Step 5.1: Check if the permission has scope restrictions. Add explicit scopes to capability permissions:

{
  "permissions": [
    {
      "identifier": "fs:allow-read-file",
      "allow": [{ "path": "$APPDATA/**" }, { "path": "$RESOURCE/**" }],
      "deny": [{ "path": "$APPDATA/secrets/**" }]
    },
    {
      "identifier": "http:default",
      "allow": [{ "url": "https://api.example.com/*" }],
      "deny": [{ "url": "https://api.example.com/admin/*" }]
    }
  ]
}

Step 5.2: Verify path variables resolve correctly:

Variable Resolves To
$APPDATA App-specific data directory
$APPCONFIG App-specific config directory
$APPLOCALDATA App-specific local data
$APPCACHE App-specific cache
$APPLOG App-specific log directory
$RESOURCE Bundled resource directory
$HOME User home directory
$DESKTOP Desktop directory
$DOCUMENT Documents directory
$DOWNLOAD Downloads directory

Step 5.3: Remember that deny rules ALWAYS take precedence over allow rules. If both match, the operation is denied.

Step 5.4: For filesystem operations, verify paths are relative to a BaseDirectory in the frontend code:

// WRONG: absolute path, will fail scope check
await readTextFile('/etc/passwd');

// CORRECT: relative to base directory
await readTextFile('config.json', { baseDir: BaseDirectory.AppConfig });

Section 6: Silent Permission Failures

Symptoms

  • No error thrown, but feature does not work
  • Events are not received
  • Window operations have no visible effect

Debugging Steps

Step 6.1: Check the Rust-side console/logs for permission warnings. Tauri may log permission denials without propagating them to the frontend.

Step 6.2: Verify the window label matches. If a capability targets "main" but the active window is "settings", permissions do not apply:

{
  "windows": ["main", "settings"],
  "permissions": ["core:event:default"]
}

Step 6.3: Verify capability files are in the correct location. Files in src-tauri/capabilities/ are auto-loaded. Files elsewhere are ignored.

Step 6.4: Check for conflicting capabilities. Multiple capabilities for the same window are merged additively.
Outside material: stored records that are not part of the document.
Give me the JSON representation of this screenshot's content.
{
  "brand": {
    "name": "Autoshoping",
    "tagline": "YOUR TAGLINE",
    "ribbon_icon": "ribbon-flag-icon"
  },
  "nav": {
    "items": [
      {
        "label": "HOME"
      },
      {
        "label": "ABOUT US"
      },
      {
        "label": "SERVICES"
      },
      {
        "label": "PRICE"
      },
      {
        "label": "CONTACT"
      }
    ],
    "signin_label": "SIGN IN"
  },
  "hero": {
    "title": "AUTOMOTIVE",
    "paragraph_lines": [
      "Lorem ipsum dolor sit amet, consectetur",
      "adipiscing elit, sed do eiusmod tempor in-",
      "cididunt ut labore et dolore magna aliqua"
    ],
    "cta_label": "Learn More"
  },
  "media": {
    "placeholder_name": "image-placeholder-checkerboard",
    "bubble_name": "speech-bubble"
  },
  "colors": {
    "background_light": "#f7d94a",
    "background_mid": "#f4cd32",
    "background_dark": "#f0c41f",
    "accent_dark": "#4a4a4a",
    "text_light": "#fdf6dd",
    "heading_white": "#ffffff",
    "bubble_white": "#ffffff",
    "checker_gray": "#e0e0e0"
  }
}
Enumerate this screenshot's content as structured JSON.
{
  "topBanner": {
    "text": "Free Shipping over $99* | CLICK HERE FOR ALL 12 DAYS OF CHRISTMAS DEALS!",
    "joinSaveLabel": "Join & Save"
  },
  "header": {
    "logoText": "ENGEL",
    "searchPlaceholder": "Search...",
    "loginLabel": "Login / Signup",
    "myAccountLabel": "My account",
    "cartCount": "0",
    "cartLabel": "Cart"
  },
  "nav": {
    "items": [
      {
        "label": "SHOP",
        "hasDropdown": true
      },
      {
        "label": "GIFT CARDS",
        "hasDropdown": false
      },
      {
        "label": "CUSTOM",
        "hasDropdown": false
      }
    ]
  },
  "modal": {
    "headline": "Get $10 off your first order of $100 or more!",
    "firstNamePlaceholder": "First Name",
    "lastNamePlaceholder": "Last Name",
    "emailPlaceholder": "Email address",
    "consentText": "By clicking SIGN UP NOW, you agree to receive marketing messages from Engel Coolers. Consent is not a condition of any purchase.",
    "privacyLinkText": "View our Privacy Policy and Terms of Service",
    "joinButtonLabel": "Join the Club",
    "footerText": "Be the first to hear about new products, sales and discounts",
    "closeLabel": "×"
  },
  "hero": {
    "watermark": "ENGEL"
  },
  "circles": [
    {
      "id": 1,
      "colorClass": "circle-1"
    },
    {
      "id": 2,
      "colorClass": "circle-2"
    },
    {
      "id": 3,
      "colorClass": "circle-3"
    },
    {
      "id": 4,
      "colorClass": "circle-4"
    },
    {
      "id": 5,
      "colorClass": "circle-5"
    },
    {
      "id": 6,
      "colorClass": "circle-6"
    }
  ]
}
There is no override -- permissions accumulate.


Section 7: Configuration Format Errors

Symptoms

  • Build errors mentioning capability or permission parsing
  • cargo build fails with schema validation errors
  • Permission identifiers not recognized

Debugging Steps

Step 7.1: Verify file format rules:

File Type Location Format Extension
Capability files src-tauri/capabilities/ JSON or TOML .json or .toml
App permission files src-tauri/permissions/ TOML only .toml
Plugin permission files Inside plugin crate JSON or TOML .json or .toml

Step 7.2: Verify the $schema reference points to the correct generated schema:

{
  "$schema": "../gen/schemas/desktop-schema.json"
}

Run cargo build once to generate schemas in src-tauri/gen/schemas/.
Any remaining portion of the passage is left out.